Vuelo

-Es raro, pero me siento bien.

El médico ha levantado una ceja, se ha rascado la barbilla mirándome como si lo hiciera por encima de unas gafas imaginarias y luego ha apuntado algo en su carpeta.

-Así que es raro que te sientas bien– ha dicho después de meditar un rato mis palabras y repitiéndolas en cursiva.

-Claro. Pero más raro será que la situación se mantenga. Así que no sé.

-No sé?

-Es una forma de terminar el párrafo.

-Ajá.

El médico ha vuelto a rascarse la barbilla, pensativo.

Es cierto. Me encuentro bien. Por eso, después de esta visita madrugadora a mi psicoanalista, visita que ha dado mucho juego y mucho jugo porque hacía mucho tiempo que no nos veíamos y porque él sigue dando vueltas a dos palabras que le dejé caer en su día: infancia deshabitada, y pregunta mucho sobre eso y yo contesto dispuestísimo, he salido a la calle azul, verde y norteña de esta mañana pamplonesa y, para hacer tiempo, he entrado en El Corte Inglés.

Las fumigadoras de perfume de la primera planta no estaban, debía ser su día libre, una suerte. He subido por las escaleras mecánicas pasando por la sección de señora, la de caballero, la planta joven, la de informática, la del espacio de cine y libros, la de menaje y varios y así hasta encontrarme a las puertas de la cafetería. Pero el destino es caprichoso y siguiendo la franja de color que te guía a través de los objetos de esa última planta que es un poco cajón de sastre (y desastre) de todas las plantas anteriores, me he encontrado con unas mesas de despacho perfectamente alineadas y separadas por una placa de metacrilato oscurecido. Como fondo, un cartel: Viajes El Corte Inglés. Había un par de sillas vacías delante de la única mesa que parecía libre de ocupaciones y sin pensármelo dos veces me he sentado en una de ellas. Para cuando me he dado cuenta de lo sucedido ya era tarde.

-Buenos días, en qué puedo ayudarle?

-Buenos días. Me gustaría mirar posibilidades para un viaje a Nueva York.

Me he escuchado a mí mismo y me ha parecido muy rara la frase, como si la dijera otro. Pero algo había que decir. Me he dejado llevar para ver qué pasaba.

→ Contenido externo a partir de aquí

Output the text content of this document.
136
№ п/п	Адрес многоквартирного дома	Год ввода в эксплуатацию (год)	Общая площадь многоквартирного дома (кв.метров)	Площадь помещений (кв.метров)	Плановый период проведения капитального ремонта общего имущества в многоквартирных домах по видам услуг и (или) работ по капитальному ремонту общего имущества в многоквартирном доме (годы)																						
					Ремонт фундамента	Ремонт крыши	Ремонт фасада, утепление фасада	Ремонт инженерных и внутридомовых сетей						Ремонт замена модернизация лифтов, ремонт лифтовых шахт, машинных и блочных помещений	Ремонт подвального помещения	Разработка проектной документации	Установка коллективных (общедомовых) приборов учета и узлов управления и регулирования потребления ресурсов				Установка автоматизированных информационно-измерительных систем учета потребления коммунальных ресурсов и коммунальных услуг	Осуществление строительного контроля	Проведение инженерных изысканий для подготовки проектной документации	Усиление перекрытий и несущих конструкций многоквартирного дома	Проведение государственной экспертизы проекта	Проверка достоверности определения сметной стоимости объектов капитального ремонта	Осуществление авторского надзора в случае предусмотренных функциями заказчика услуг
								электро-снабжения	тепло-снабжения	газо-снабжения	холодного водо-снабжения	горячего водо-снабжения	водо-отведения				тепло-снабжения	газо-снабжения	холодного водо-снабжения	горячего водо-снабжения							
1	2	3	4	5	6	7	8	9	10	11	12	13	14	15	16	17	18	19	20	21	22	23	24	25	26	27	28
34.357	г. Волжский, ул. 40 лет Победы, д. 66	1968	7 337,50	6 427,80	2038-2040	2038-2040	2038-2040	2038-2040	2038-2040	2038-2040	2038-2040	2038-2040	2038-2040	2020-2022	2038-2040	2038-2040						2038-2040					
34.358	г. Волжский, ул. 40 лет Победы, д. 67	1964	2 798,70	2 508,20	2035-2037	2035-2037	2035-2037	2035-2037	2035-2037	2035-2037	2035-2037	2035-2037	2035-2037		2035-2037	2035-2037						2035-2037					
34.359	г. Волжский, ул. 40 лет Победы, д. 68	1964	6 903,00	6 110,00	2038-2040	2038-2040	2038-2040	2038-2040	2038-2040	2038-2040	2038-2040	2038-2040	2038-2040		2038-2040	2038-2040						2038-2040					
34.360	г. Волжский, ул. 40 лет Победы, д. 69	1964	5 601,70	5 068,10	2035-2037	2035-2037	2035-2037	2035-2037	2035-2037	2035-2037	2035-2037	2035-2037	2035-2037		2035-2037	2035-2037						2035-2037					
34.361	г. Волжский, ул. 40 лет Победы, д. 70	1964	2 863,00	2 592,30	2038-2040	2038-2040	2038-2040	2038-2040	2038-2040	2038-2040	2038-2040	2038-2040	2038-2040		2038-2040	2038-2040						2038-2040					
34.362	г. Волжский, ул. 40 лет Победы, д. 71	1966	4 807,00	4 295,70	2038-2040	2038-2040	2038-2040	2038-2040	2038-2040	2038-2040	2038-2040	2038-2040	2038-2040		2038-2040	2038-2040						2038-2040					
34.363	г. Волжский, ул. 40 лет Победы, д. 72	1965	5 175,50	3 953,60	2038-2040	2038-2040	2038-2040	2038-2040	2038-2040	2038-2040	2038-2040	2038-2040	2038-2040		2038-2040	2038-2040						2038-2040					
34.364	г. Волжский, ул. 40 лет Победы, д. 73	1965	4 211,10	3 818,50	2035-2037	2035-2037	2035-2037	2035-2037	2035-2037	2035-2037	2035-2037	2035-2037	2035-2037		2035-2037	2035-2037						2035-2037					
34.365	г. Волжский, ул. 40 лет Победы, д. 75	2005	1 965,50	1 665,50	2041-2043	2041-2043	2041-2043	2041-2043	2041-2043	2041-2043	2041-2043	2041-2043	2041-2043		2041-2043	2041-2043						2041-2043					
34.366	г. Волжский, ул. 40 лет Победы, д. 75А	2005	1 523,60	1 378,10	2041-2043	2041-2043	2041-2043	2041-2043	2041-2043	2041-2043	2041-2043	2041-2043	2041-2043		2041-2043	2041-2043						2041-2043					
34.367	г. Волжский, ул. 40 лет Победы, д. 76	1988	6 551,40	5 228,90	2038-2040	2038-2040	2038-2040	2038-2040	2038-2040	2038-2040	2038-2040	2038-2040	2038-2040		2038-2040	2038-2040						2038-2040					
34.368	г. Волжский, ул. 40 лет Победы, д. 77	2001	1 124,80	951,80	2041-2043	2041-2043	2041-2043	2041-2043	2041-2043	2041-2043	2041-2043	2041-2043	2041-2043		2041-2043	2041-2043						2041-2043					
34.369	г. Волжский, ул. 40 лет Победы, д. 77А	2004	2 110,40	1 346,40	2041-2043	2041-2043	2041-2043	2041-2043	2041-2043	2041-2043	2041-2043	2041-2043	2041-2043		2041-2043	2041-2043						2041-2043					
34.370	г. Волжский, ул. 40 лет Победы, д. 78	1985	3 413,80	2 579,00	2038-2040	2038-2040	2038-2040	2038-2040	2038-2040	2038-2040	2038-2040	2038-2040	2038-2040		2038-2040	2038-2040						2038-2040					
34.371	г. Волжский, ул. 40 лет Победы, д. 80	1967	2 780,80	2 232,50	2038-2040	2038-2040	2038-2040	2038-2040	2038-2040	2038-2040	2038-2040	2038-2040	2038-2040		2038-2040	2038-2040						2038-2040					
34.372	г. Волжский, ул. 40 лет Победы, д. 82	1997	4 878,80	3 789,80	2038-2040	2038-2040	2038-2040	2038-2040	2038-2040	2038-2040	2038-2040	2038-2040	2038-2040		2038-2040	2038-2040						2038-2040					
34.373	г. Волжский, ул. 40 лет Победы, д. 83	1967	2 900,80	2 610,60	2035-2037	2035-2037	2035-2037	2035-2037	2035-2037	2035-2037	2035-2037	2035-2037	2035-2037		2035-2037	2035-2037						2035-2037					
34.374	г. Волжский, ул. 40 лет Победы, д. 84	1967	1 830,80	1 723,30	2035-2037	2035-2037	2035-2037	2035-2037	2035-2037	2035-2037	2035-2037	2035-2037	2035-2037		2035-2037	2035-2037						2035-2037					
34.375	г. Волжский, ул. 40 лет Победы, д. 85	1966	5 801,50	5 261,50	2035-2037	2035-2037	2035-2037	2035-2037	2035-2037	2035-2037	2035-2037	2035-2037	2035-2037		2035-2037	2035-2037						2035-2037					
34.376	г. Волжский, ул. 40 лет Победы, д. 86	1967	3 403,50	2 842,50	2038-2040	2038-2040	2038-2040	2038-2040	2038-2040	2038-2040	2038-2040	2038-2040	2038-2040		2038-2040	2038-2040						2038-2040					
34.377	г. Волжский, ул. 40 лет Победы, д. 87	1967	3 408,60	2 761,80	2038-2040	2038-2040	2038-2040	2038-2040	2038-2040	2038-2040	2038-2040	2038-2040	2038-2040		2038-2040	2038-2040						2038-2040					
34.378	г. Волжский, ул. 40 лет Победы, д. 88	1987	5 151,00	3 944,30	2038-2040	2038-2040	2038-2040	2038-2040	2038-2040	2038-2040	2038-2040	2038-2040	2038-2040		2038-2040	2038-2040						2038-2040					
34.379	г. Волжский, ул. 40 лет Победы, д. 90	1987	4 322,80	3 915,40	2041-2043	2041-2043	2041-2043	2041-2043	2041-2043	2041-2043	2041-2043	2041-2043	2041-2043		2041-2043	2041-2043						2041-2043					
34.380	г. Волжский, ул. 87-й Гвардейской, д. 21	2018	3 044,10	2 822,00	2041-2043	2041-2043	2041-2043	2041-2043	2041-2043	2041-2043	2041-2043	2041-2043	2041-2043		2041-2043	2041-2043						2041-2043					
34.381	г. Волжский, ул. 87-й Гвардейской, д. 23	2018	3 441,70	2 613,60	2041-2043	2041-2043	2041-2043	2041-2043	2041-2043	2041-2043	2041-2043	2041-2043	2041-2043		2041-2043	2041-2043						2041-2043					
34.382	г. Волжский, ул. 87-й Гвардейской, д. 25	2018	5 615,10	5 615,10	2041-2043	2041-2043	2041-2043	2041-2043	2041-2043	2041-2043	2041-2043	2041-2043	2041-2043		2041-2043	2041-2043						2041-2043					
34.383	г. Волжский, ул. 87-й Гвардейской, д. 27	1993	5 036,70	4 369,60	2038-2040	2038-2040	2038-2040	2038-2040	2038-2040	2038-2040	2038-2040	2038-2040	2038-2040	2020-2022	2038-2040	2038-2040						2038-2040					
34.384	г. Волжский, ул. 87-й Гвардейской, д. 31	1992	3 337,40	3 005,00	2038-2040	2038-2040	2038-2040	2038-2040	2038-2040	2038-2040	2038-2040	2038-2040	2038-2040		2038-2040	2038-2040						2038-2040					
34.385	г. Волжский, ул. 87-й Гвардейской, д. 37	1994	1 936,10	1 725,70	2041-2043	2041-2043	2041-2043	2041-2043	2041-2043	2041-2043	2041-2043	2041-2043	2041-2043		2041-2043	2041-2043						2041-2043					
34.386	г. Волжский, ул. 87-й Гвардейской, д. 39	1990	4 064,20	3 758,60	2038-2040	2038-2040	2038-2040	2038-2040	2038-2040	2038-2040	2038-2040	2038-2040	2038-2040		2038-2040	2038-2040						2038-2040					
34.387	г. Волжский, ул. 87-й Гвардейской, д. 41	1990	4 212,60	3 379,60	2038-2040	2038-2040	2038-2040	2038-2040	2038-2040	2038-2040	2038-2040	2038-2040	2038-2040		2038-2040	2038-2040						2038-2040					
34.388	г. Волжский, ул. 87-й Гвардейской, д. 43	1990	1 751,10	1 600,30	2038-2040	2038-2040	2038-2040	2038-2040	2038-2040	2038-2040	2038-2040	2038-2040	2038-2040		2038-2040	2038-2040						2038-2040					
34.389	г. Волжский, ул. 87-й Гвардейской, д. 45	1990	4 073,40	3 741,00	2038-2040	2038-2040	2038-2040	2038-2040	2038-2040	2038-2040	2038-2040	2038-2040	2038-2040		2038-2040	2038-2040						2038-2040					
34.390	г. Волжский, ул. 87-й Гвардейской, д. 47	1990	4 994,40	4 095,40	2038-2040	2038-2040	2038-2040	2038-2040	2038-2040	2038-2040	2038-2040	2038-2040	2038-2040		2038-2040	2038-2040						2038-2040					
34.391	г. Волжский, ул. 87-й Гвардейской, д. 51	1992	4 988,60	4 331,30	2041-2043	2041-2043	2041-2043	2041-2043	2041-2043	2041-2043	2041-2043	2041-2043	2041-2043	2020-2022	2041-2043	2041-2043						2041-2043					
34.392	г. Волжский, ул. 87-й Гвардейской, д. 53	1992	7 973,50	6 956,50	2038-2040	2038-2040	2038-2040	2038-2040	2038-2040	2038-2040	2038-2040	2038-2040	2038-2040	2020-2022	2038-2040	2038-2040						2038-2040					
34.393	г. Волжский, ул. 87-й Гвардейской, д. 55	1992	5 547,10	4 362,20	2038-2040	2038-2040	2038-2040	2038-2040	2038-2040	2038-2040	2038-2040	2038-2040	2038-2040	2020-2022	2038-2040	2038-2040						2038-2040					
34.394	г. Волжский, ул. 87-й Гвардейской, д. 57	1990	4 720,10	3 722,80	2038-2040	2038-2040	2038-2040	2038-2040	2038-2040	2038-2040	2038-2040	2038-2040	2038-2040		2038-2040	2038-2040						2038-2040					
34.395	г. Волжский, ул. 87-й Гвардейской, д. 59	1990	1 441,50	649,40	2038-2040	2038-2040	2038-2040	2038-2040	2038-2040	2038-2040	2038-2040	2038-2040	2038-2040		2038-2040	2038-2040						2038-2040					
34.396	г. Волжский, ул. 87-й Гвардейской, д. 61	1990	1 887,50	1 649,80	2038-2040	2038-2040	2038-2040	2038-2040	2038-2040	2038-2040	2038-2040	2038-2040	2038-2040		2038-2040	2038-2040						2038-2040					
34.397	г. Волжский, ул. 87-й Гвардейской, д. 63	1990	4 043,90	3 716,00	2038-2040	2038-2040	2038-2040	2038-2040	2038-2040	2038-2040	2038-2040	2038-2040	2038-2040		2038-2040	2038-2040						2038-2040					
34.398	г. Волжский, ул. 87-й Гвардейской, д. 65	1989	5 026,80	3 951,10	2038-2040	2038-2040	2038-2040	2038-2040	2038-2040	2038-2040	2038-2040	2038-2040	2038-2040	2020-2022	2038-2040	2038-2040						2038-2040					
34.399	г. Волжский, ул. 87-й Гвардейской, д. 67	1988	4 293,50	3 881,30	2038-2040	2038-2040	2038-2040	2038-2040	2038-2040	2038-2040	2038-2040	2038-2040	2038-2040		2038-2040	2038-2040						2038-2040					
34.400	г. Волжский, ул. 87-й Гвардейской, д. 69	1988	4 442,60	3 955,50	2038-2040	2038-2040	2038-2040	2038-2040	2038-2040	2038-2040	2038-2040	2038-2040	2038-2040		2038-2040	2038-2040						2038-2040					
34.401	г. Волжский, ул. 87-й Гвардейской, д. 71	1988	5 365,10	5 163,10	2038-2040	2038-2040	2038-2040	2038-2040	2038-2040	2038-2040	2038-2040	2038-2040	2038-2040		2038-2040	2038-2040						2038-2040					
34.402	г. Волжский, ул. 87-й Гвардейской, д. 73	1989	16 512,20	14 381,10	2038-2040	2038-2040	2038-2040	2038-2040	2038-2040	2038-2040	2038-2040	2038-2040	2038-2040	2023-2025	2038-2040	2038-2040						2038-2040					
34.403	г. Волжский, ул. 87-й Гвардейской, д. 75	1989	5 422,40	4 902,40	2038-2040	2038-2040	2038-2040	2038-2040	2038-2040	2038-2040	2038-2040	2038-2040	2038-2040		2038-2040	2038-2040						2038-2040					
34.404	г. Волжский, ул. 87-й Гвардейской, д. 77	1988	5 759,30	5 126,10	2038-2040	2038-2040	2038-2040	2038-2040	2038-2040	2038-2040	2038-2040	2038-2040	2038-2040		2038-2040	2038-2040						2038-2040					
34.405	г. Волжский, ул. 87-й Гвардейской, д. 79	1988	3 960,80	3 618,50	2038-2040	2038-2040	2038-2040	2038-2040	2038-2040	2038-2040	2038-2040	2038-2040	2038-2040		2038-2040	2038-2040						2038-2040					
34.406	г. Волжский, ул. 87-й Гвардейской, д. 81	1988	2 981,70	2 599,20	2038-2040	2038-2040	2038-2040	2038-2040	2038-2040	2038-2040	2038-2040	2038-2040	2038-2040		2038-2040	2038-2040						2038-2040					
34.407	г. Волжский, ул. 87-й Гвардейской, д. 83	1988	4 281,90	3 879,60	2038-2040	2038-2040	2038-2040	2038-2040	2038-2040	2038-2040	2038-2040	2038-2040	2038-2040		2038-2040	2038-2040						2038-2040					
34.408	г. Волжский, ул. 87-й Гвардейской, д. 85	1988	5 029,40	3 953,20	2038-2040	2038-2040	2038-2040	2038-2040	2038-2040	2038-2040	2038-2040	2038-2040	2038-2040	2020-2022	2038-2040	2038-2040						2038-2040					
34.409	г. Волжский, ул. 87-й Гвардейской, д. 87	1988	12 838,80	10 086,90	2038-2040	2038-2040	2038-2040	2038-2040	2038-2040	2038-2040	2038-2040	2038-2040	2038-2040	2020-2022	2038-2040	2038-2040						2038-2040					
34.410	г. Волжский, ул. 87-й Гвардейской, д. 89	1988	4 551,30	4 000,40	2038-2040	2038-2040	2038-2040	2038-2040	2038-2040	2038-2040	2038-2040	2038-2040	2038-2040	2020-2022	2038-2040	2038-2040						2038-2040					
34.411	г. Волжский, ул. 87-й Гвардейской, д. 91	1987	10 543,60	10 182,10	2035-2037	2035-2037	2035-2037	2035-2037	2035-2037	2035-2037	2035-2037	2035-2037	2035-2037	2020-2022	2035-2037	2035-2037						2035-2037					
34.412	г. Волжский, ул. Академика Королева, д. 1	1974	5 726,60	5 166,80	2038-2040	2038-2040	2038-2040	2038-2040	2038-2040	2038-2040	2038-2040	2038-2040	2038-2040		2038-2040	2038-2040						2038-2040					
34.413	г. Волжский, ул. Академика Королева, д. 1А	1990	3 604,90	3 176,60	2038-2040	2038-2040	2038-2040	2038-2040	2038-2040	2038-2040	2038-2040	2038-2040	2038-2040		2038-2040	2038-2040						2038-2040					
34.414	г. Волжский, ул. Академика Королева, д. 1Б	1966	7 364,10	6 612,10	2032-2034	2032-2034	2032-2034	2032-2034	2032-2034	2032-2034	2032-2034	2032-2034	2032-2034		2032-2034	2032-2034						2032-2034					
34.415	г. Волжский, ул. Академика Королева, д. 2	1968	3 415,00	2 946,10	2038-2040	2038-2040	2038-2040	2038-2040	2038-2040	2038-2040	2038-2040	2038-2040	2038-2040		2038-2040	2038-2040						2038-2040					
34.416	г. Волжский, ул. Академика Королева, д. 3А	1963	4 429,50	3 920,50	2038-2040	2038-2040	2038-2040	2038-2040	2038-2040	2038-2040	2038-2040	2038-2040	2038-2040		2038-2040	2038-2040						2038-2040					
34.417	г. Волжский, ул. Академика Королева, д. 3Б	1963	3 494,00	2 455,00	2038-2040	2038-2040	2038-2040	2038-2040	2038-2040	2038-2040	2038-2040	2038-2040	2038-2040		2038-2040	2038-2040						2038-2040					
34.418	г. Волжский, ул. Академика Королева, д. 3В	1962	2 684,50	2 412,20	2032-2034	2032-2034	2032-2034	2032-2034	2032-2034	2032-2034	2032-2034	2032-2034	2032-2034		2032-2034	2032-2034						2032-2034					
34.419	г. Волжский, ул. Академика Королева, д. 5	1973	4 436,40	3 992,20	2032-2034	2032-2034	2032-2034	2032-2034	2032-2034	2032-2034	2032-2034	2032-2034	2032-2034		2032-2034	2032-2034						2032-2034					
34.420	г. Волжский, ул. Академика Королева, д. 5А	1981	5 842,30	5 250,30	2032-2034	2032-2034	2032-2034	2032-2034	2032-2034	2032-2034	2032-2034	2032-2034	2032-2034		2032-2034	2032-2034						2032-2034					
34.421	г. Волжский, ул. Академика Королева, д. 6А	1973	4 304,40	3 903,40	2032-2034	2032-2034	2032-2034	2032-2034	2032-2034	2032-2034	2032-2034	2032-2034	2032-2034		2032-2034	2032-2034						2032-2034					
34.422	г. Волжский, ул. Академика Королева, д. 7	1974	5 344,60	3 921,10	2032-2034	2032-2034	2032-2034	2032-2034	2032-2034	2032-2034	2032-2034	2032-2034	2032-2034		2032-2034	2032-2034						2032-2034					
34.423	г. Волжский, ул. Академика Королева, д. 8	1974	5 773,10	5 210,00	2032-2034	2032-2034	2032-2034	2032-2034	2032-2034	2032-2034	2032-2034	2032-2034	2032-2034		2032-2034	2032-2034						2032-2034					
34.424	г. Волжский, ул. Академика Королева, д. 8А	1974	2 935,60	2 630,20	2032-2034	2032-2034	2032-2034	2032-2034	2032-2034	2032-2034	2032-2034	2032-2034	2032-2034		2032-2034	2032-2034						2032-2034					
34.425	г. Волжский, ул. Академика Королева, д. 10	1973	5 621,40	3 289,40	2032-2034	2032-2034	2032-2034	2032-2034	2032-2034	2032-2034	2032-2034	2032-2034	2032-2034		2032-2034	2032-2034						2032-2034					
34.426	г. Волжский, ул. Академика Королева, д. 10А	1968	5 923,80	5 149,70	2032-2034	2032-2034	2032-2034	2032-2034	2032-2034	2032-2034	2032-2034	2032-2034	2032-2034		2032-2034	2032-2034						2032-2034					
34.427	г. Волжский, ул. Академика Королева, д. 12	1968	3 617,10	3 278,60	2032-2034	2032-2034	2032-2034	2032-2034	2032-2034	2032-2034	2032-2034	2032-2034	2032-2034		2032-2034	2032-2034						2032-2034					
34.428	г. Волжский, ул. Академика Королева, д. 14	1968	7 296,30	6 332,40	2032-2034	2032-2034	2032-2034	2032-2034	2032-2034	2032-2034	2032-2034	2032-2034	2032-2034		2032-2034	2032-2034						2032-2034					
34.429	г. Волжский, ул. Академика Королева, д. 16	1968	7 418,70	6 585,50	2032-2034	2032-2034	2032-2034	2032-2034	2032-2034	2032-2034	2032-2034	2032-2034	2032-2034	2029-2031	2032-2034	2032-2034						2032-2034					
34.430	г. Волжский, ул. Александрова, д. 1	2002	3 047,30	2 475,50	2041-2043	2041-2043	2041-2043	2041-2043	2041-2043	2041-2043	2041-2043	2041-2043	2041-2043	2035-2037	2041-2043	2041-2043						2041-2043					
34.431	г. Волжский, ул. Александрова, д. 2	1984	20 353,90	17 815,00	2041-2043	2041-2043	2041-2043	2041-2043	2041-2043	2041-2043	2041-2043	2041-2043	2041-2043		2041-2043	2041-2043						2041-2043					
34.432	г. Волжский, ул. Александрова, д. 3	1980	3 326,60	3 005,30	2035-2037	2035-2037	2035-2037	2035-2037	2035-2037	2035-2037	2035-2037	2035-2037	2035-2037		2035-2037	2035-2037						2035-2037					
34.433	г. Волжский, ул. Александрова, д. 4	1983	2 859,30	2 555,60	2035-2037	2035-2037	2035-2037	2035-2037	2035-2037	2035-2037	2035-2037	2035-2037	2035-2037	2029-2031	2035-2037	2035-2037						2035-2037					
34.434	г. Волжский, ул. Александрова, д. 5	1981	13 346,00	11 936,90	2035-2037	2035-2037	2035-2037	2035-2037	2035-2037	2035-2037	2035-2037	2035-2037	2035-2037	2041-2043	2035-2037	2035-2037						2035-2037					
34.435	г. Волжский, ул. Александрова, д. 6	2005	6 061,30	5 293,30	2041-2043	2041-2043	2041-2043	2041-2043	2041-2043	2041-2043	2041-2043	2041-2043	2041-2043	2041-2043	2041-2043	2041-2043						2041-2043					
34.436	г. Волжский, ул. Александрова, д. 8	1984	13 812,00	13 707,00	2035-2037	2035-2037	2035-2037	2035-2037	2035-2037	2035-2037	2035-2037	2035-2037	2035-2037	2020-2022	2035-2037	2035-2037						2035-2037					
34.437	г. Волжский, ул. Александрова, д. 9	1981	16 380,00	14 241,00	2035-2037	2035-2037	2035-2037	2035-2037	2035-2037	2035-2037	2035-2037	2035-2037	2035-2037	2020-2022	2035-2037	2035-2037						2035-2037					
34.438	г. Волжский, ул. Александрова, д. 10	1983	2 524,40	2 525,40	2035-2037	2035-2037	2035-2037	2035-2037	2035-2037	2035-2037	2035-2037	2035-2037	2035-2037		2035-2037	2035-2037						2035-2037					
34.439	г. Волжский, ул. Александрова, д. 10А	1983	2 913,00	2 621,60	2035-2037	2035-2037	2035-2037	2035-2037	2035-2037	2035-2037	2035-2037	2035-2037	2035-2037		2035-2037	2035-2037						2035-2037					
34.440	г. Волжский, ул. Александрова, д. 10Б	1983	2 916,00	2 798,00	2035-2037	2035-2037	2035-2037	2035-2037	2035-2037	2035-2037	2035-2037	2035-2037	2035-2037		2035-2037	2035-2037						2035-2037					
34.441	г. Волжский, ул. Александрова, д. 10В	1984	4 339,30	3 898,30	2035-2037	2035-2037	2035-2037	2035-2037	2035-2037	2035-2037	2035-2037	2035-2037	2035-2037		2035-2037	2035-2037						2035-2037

-Para cuándo y cuántos días sería?

-Para… Mayo y… una semana.

-Muy bien. Un momento, señor.

De repente me ha invadido un sentimiento de responsabilidad abrumador, como si hubiera accionado un mecanismo que fuera a desencadenar un desastre y tuviera que dar cuenta a la monja en el rato del recreo. Glups.

-Viajaría solo? -ha preguntado la amable señorita con los ojos puestos en el ordenador.

Viajaría solo? Buena pregunta.

-Con mi mujer.

-Muy bien.

Con mi mujer, me he repetido a mí mismo. Y de repente he sentido un plus de virilidad, como si hubiera hecho la mili o algo así, adoptando el gesto de asentar la barbilla en la mano acodada en la mesa, si bien es cierto que con la otra, por debajo, me pellizcaba el muslo, como si me sintiera culpable y me castigara yo mismo sin esperar al castigo de la monja. Con mi mujer, me repetía por dentro con el mismo tono. Me la he imaginado. He imaginado su nombre, cuántas cosas compartiríamos juntos, dónde nos conocimos, si leería este blog a mis espaldas.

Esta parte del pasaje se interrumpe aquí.